Your brain is probably recreating a scene from a TV show or movie, inserting you and your parents as the main characters. My mental image is something like this:
With a little of this:
But think back on mini-you, when you were just minutes old.
What was going through your brain?
In 1977, there was a study by Meltzoff & Moore that examined infants’ ability to learn. They found that 2–3 week old infants could imitate adult actions such as sticking out their tongue, opening their mouths, and imitating sequential finger movements.
While this may seem unimpressive to 2019 you, I’m pretty sure 2-week old you would be thrilled at the babies’ abilities.
Meltzoff & Moore started thinking that it was possible these babies, over their long 2-weeks of life, had seen other adults stick out their tongues and were conditioned to respond back with their tongues out.
So, in 1983, they ran the same experiment on a different age group. This time, no baby was older than 72 hours old, with the youngest being 42 minutes old.
Meltzoff and Moore, once again, showed that the babies could imitate adults (under the right conditions).
- The children had to be full-term babies (not born early)
- Between 5.5–10 pounds
- Fed within the last 3 hours
- Not screaming their heads off for 5 minutes before the test began
If you’re a seasoned parent, you may be saying,
Babies imitate. Duh. Next post, please!
But the implications are more far-reaching than that. Meltzoff and Moore’s studies show that imitation is built into us. It’s hard-wired into our brains. It’s how we learn. Starting as early as 42 minutes outside our mother’s womb, we’re imitating.

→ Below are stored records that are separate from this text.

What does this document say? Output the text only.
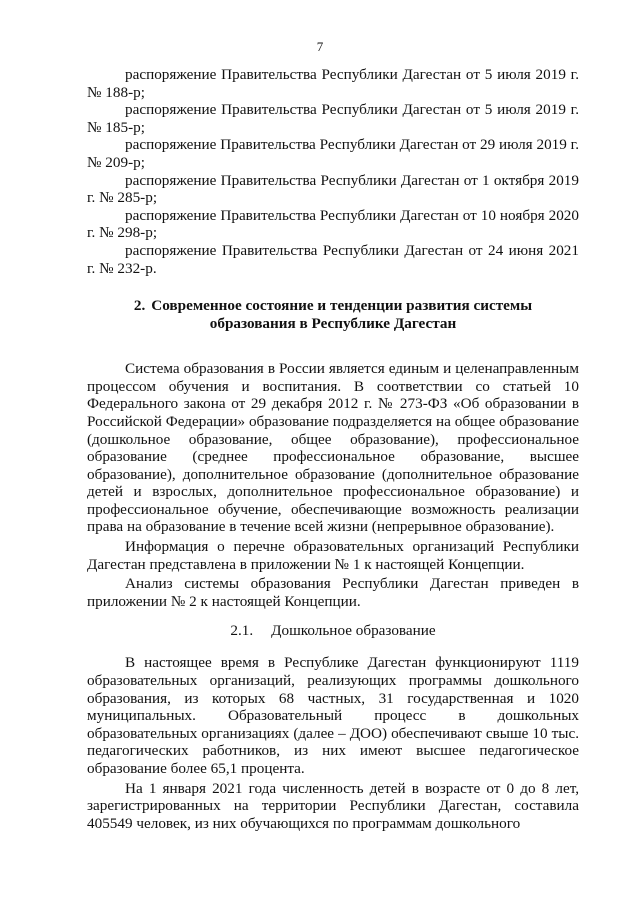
7

распоряжение Правительства Республики Дагестан от 5 июля 2019 г. № 188-р;

распоряжение Правительства Республики Дагестан от 5 июля 2019 г. № 185-р;

распоряжение Правительства Республики Дагестан от 29 июля 2019 г. № 209-р;

распоряжение Правительства Республики Дагестан от 1 октября 2019 г. № 285-р;

распоряжение Правительства Республики Дагестан от 10 ноября 2020 г. № 298-р;

распоряжение Правительства Республики Дагестан от 24 июня 2021 г. № 232-р.

2. Современное состояние и тенденции развития системы
образования в Республике Дагестан

Система образования в России является единым и целенаправленным процессом обучения и воспитания. В соответствии со статьей 10 Федерального закона от 29 декабря 2012 г. № 273-ФЗ «Об образовании в Российской Федерации» образование подразделяется на общее образование (дошкольное образование, общее образование), профессиональное образование (среднее профессиональное образование, высшее образование), дополнительное образование (дополнительное образование детей и взрослых, дополнительное профессиональное образование) и профессиональное обучение, обеспечивающие возможность реализации права на образование в течение всей жизни (непрерывное образование).

Информация о перечне образовательных организаций Республики Дагестан представлена в приложении № 1 к настоящей Концепции.

Анализ системы образования Республики Дагестан приведен в приложении № 2 к настоящей Концепции.

2.1. Дошкольное образование

В настоящее время в Республике Дагестан функционируют 1119 образовательных организаций, реализующих программы дошкольного образования, из которых 68 частных, 31 государственная и 1020 муниципальных. Образовательный процесс в дошкольных образовательных организациях (далее – ДОО) обеспечивают свыше 10 тыс. педагогических работников, из них имеют высшее педагогическое образование более 65,1 процента.

На 1 января 2021 года численность детей в возрасте от 0 до 8 лет, зарегистрированных на территории Республики Дагестан, составила 405549 человек, из них обучающихся по программам дошкольного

The implications? We never stopped imitating.
Science has fairly recently caught up to Meltzoff and Moore’s findings.
In 1990, a group of neurophysiologists hooked up electrodes to the brain of a Macaque monkey to study individual neurons while the monkey picked up objects and food. The researchers were able to locate the specific neurons in the premotor cortex that fired when the monkey picked up food.
What surprised the researchers was during the moments between the tests. In the moments between the experiments, one of the scientists reached for a piece of food. The monkey, still connected to the electrodes, was watching the scientist and the monkey’s neurons started firing.

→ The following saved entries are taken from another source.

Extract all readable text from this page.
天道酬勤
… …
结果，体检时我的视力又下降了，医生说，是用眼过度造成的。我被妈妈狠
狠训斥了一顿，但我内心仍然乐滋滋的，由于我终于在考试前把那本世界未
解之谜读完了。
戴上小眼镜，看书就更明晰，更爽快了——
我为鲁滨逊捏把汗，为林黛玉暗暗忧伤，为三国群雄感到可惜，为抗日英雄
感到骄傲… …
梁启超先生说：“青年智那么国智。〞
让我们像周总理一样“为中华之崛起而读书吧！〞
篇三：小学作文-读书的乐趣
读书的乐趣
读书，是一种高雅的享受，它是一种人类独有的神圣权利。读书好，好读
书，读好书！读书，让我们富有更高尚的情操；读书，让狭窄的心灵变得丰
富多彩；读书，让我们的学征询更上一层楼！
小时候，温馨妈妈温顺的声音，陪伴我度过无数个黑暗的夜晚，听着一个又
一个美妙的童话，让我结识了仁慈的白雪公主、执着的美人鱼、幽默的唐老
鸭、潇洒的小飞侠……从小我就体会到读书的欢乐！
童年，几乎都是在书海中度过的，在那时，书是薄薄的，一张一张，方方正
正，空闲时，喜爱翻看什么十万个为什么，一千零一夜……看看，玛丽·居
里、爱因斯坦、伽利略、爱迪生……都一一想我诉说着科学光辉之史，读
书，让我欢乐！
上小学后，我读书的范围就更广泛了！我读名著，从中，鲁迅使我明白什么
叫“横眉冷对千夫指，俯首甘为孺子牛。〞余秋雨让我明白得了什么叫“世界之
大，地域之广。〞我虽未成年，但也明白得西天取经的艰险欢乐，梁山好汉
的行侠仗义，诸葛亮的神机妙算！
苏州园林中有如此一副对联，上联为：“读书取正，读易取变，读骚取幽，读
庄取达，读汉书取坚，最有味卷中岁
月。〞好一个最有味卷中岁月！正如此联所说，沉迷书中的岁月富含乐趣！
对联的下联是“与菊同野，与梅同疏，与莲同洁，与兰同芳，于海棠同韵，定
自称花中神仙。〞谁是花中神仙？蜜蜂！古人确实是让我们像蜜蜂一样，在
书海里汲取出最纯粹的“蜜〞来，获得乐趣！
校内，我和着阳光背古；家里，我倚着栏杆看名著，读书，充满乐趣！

The scientist decided to check and see which neurons had fired when the monkey watched him pick up food. He was shocked to find out the same region of the brain fired whether it was the monkey or scientist picking up the food.
The group postulated that if monkey brains worked this way, is it possible that human brains work the same way?
Individual human neurons are a little trickier to examine since most humans aren’t thrilled at the idea of putting holes through their skulls and attaching electrodes directly to their neurons.
However, in 1995, the neuroscientists who discovered the neurons in the monkeys were able to show that human brains functioned the same way.
The same regions in our brains fired when someone reached for an object as when we reached for the object ourselves. The neurons that fired when we were simply watching are now known as “Mirror Neurons”.V.S. Ramachandran is a neuroscientist who has done extensive work on mirror neurons including studying therapeutic potentials says,
The discovery of mirror neurons…is the single most important unreported story of the decade. I predict that mirror neurons will do for psychology what DNA did for biology: They will provide a unifying framework and help explain a host of mental abilities that have hitherto remained mysterious and inaccessible to experiments.
Ramachandran knew of mirror neurons and saw an opportunity to help patients suffering from phantom limb pain, which is pain people feel in limbs that have been amputated – a tricky problem for doctors to solve.
Ramachandran created a simple, brilliant device known as a Mirror Box to test if mirror neurons could allow a person to visualize their non-existent body part moving without pain, and trick their body into believing that the pain is gone.
He was right.
In this study, 89% of patients experienced a decrease in pain, and therapy with the Mirror Box reduced the number of minutes experiencing pain down from 1,022/day (~17 hours) to 448/day (~7 hours).
That means a person with full knowledge they do not have a left-hand can watch a visual representation of their left-hand moving without pain and trick their mind into believing the pain is gone.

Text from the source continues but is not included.